Glioblastoma (GBM) is a deadly brain cancer that has eluded major treatment advances. New therapies for GBM are needed, however there is no consensus on how best to find them. The GBM project aimed to address this gap by pursuing the following project deliverables:

  1. developing specialized in vitro and in vivo models of GBM to support future discovery, 
  2. identifying drugs and/or drug combinations to treat GBM that could enter human trials, and 
  3. completing the in-depth characterization of a large panel of brain tumour initiating cells (BTICs) and making them publicly available to academia and industry for future studies.

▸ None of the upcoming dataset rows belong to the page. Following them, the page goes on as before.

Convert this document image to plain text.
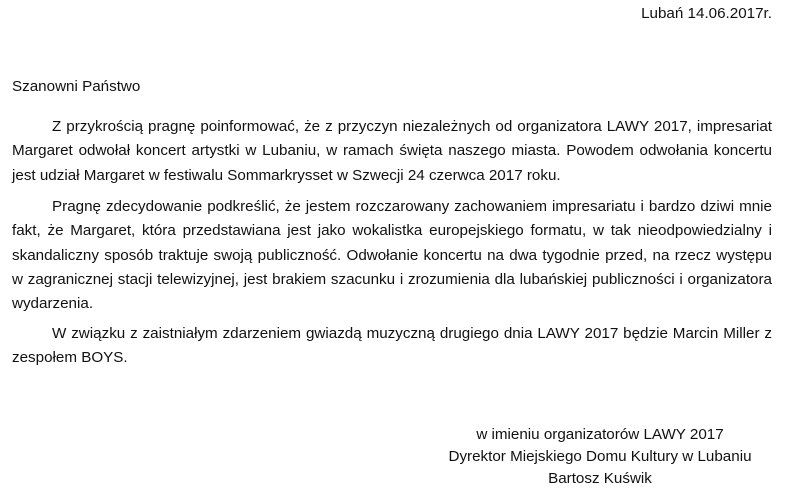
Lubań 14.06.2017r.
Szanowni Państwo

Z przykrością pragnę poinformować, że z przyczyn niezależnych od organizatora LAWY 2017, impresariat Margaret odwołał koncert artystki w Lubaniu, w ramach święta naszego miasta. Powodem odwołania koncertu jest udział Margaret w festiwalu Sommarkrysset w Szwecji 24 czerwca 2017 roku.

Pragnę zdecydowanie podkreślić, że jestem rozczarowany zachowaniem impresariatu i bardzo dziwi mnie fakt, że Margaret, która przedstawiana jest jako wokalistka europejskiego formatu, w tak nieodpowiedzialny i skandaliczny sposób traktuje swoją publiczność. Odwołanie koncertu na dwa tygodnie przed, na rzecz występu w zagranicznej stacji telewizyjnej, jest brakiem szacunku i zrozumienia dla lubańskiej publiczności i organizatora wydarzenia.

W związku z zaistniałym zdarzeniem gwiazdą muzyczną drugiego dnia LAWY 2017 będzie Marcin Miller z zespołem BOYS.

w imieniu organizatorów LAWY 2017
Dyrektor Miejskiego Domu Kultury w Lubaniu
Bartosz Kuświk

The project team capitalized on a method of growing stem cells from the brain called brain tumor initiating cells (BTICs), that captures and retains the major genetic alterations that were present in the GBM tumors from which they were derived. This cell-based model system was the foundation for an innovative drug discovery program with real potential for rapid clinical translation. The approach combined a model system with high-throughput drug screening and genomics sequencing technologies and holds promise for identifying potential therapeutics, including those re-purposed from other indications. Unfortunately, the compounds identified in the study did not achieve the desired result in clinical trials. However, a number of legacy benefits were obtained, including establishing an operational pre-clinical core facility and a biospecimen core with metadata available to researchers.